6- Si aún así, el cliente, con gesto incrédulo, continúa en su empeño por buscar su satisfacción, puedes hacerle escupir todo lo que ha consumido y acabar con él de forma definitiva.
Si te gusto este post, considera dejar tu comentario o suscribete al feed y consige los ultimos articulos en tu email.
Comentarios
hola Juan,
me parece muy acertado, y sólo quiero hacer un pequeño apunte… creo que se puede dar el caso en que, por ejemplo 5 recepcionistas mediocres y con pocas ganas de ofrecer un buen servicio, puedan desbaratar las vacaciones de los clientes (asignar habitación sin pararse a ver si ha pedido algo en especial, ponerse “chulo”,darle una habitación que aún está sucia, ignorar a los que están en el mostrador esperando y hacerles sentir invisibles, etc, etc), y en cambio, 2 recepcionistas felices, amables y con educación, pueden hacer que el cliente vea todo de color de rosa, y no le importe esperar un poco, ya que saben que van a recibir un servicio correcto.

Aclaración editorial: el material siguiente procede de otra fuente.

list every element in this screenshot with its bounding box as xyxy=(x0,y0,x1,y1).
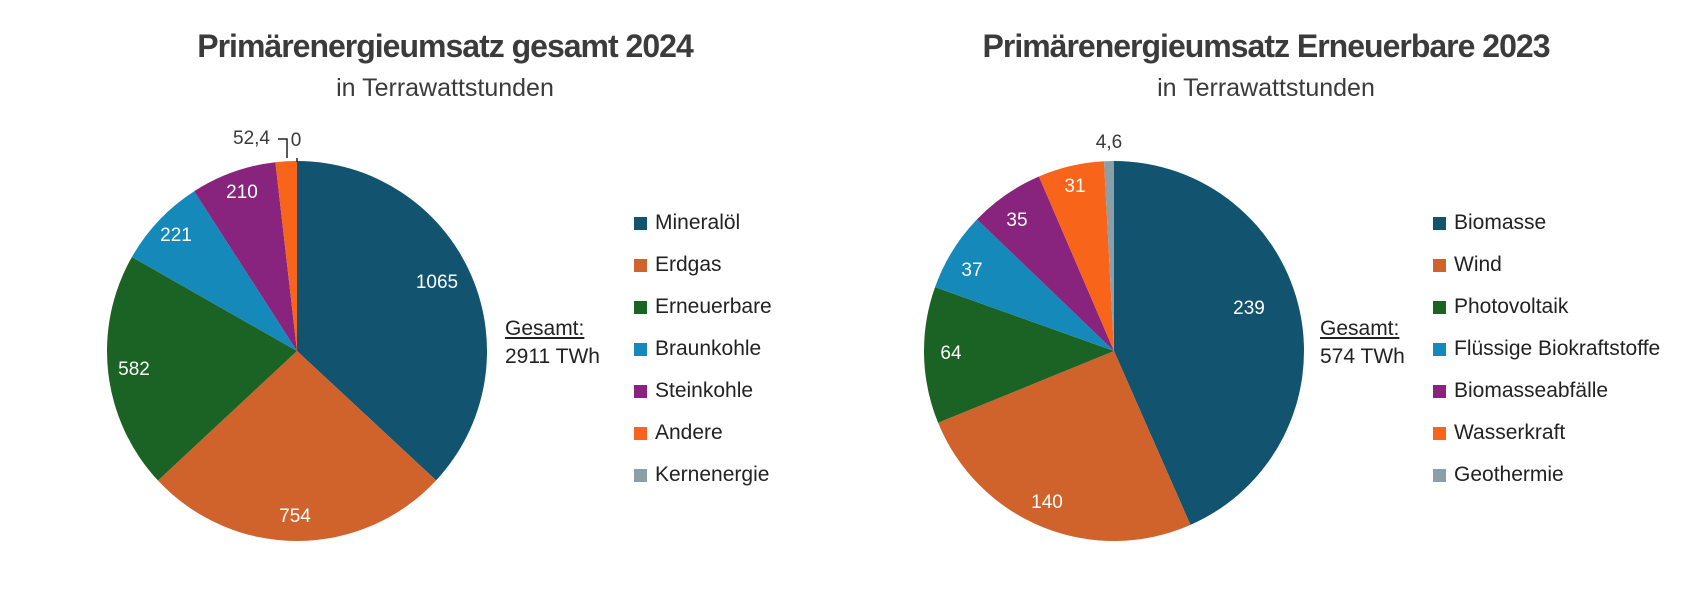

yo lo que veo es que hay gente en un puesto de trabajo, pero que realmente no está por vocación, sino por casualidad o necesidad de trabajar en algo, sea lo que sea, y ha caído en un hotel porque “pasaba por ahí”.
no sólo pasa en un hotel, sino en cualquier lugar donde haya clientes esperando recibir un servicio aceptable.
si me siento en una terraza a tomar algo y el camarero pasa de mí, o viene que parece que me está haciendo un favor por atenderme sólo conseguirá que no me apetezca tomar nada más, y además, otro día seguro que no volveré. En cambio, si viene con una sonrisa y me comenta que si quiero acompañar la cañita con unos boquerones que le acaban de traer fresquitos (Revenue…jejje), seguramente conseguirá que le pida los boquerones, que repita otra ronda, que le deje propinilla porque estoy satisfecha, y sobre todo, que vuelva más veces a su terraza.
pues eso, que aunque sea un comentario “de andar por casa”, lo digo porque realmente lo veo así, ya que, en esto de la hostelería, creo que la fórmula mágica está en pensar desde el punto de vista del cliente, y no darle lo que no querríamos encontrar en nuestras vacaciones.
un beso enorme,
seguimos en contacto
Meri















Estimado Juan
Siempre es interesante ver cómo maltratamos a nuestros clientes turísticos. No brillamos en creatividad: casi siempre son pequeñas astucias ahorrativas, reflejadas en personal escaso y mal preparado, sin motivación, y frecuentemente sin vocación. Lógicamente me refiero a los hoteles pequeños y medios, normalmente independientes, ya que los que forman parte de una cadena son otra historia.
Con el exclusivo ánimo de contribuir a la elaboración de un manual sobre maltrato al cliente turístico, aporto 10 técnicas en un artículo publicado el año pasado em Microsoft titulado “Cómo echar a patadas a nuestros mejores turistas”, en el link http://www.microsoft.com/business/smb/es- es/marketing/echar_turistas.mspx
Y, de paso, son una ayuda para seguir siendo un reino de taifas turísticamente hablando, aunque cosas hay que se empiezan a hacer para remediarlo.